Philoxenia also aligns with the blessing of Abraham, which is designed to touch every family and nation on earth.
It is clear from God’s Word that a parochial, narrow-minded approach is not in keeping with His purpose. We could even go so far as saying that any constriction of our commissioned universal reach is a disobedient stance that opposes and thwarts the will of God.
Of course, we can receive specific callings to certain people groups or nations but every believer has standing orders to keep the circle as wide as it can be in terms of our assignment to reach and preach.
Being given to philoxenia is a requirement for all believers and an absolute must for leaders. If you don’t have a heart for people, you don’t have a heart for the Gospel. That is a harsh reality.
Too often we want to narrow the circle of affection and love we will function in. Sadly, some people even take the super-spiritual stance of relating only to God and shunning human interaction. Far from this being evidence of a white hot love, it actually is the opposite. As Jesus Himself made clear, we demonstrate our love for God by showing love for others.
You cannot live your life only in a vertical relationship with God; you must live also on the horizontal plane and relate with others.
Jesus said that all men would know we are His disciples when they see the love we have for each other. Yes, this applies to our love as brothers and sisters in Christ but there is scope here also for philoxenia, the love of strangers.
I want to draw your attention to this passage:-
As He says also in Hosea: “I will call them My people, who were not My people,
And her beloved, who was not beloved.”
“And it shall come to pass in the place where it was said to them,
‘You are not My people,’
There they shall be called sons of the living God.” ROMANS 9:25,26 NKJV
We see here that God chooses to call people who are not His people by another term i.e. His people.

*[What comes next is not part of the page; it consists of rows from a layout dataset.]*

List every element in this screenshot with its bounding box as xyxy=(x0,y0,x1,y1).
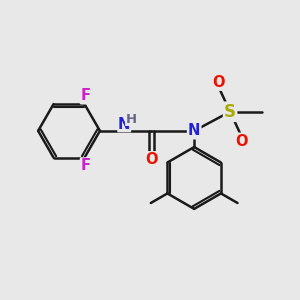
Text: F: F xyxy=(81,88,91,103)
Text: S: S xyxy=(224,103,236,121)
Text: H: H xyxy=(125,112,136,126)
Text: N: N xyxy=(188,123,200,138)
Text: O: O xyxy=(235,134,247,149)
Text: O: O xyxy=(213,75,225,90)
Text: F: F xyxy=(81,158,91,173)
Text: N: N xyxy=(118,117,130,132)
Text: O: O xyxy=(145,152,158,167)
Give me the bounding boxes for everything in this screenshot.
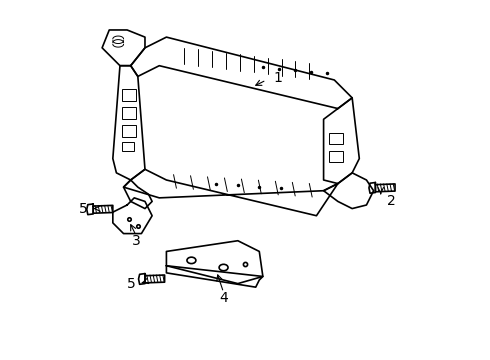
Polygon shape (131, 37, 352, 109)
Polygon shape (113, 198, 152, 234)
Text: 4: 4 (219, 291, 228, 305)
Text: 3: 3 (132, 234, 141, 248)
Polygon shape (323, 173, 373, 208)
Polygon shape (113, 66, 145, 180)
Text: 2: 2 (387, 194, 396, 208)
Polygon shape (167, 266, 263, 287)
Ellipse shape (219, 264, 228, 271)
Bar (122, 89, 136, 102)
Polygon shape (93, 205, 113, 213)
Text: 5: 5 (127, 276, 136, 291)
Polygon shape (102, 30, 145, 66)
Polygon shape (323, 98, 359, 184)
Polygon shape (87, 204, 93, 215)
Text: 1: 1 (273, 71, 282, 85)
Bar (122, 125, 136, 137)
Polygon shape (375, 184, 395, 192)
Polygon shape (139, 274, 145, 284)
Bar (329, 151, 343, 162)
Bar (122, 107, 136, 119)
Polygon shape (167, 241, 263, 284)
Bar (329, 133, 343, 144)
Text: 5: 5 (79, 202, 88, 216)
Ellipse shape (187, 257, 196, 264)
Polygon shape (369, 183, 375, 193)
Polygon shape (123, 180, 152, 208)
Polygon shape (123, 169, 338, 216)
Bar (122, 143, 134, 152)
Polygon shape (145, 275, 165, 283)
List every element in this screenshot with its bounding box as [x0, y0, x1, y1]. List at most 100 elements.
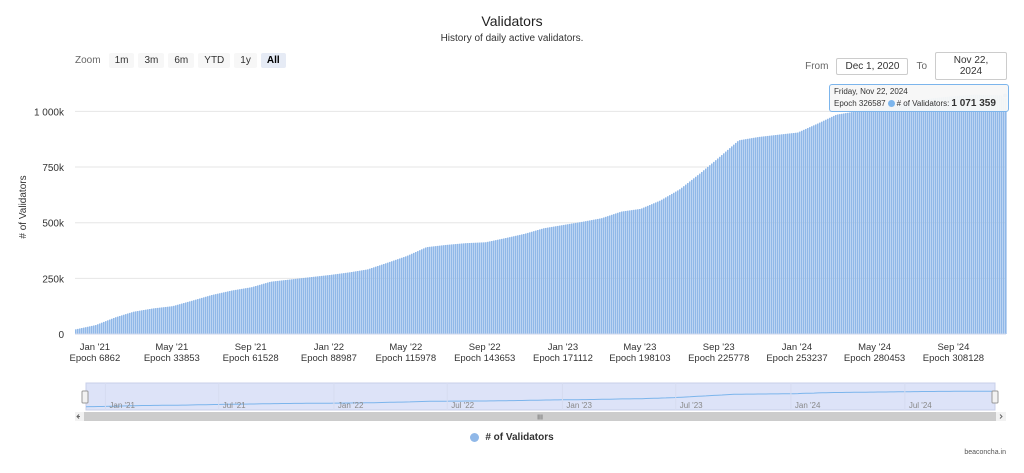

What we call people is important. If we call them unsaved, “the lost” or unbelievers, then that is what they will be.
This is why Jesus can see white fields ripe for harvest where we see barren wastelands of hardened hearts.
God here in Romans 9 says that there is a change of term in referring to people. He says that those who were once told “You are not My people” are now being called children of the Living God.

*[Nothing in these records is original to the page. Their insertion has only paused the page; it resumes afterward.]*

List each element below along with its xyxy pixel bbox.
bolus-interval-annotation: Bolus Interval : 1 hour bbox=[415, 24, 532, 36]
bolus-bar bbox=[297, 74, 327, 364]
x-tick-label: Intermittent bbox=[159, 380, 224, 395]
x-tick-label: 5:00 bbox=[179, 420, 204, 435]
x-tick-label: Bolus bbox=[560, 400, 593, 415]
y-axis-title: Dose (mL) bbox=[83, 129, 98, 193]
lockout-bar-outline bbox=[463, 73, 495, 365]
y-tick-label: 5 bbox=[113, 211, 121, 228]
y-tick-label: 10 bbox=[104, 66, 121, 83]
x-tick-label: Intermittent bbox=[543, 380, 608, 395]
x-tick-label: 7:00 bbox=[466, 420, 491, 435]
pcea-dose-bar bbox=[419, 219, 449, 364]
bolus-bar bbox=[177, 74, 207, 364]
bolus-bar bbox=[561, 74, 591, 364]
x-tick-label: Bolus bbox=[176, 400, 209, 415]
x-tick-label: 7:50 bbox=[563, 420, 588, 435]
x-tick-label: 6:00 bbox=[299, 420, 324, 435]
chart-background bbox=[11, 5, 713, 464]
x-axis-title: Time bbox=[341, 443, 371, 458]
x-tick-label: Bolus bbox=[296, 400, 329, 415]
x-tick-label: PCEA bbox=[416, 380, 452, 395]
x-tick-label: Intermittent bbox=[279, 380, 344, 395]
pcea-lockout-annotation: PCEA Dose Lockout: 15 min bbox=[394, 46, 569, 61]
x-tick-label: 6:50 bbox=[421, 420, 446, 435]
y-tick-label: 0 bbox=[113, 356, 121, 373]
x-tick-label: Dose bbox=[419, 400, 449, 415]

God calls those things that are not in the natural, temporal realm as they truly are in the spiritual, eternal realm. He speaks to our eternal realities and destiny, not our temporal condition.
Is this a key to revival? I think it is.
If God deems it necessary to intervene in the temporal realm we live in and speak to eternal truths rather than present conditions in order to conform these conditions to His purpose, then there is no maybe about it.
So should we.
Philoxenia is seeing the friend in the stranger.
It is also seeing the brother and sister in Christ in those we have previously termed as lost or unsaved.
In one sense, then, there are no strangers; only those who have yet to encounter Jesus and join the family.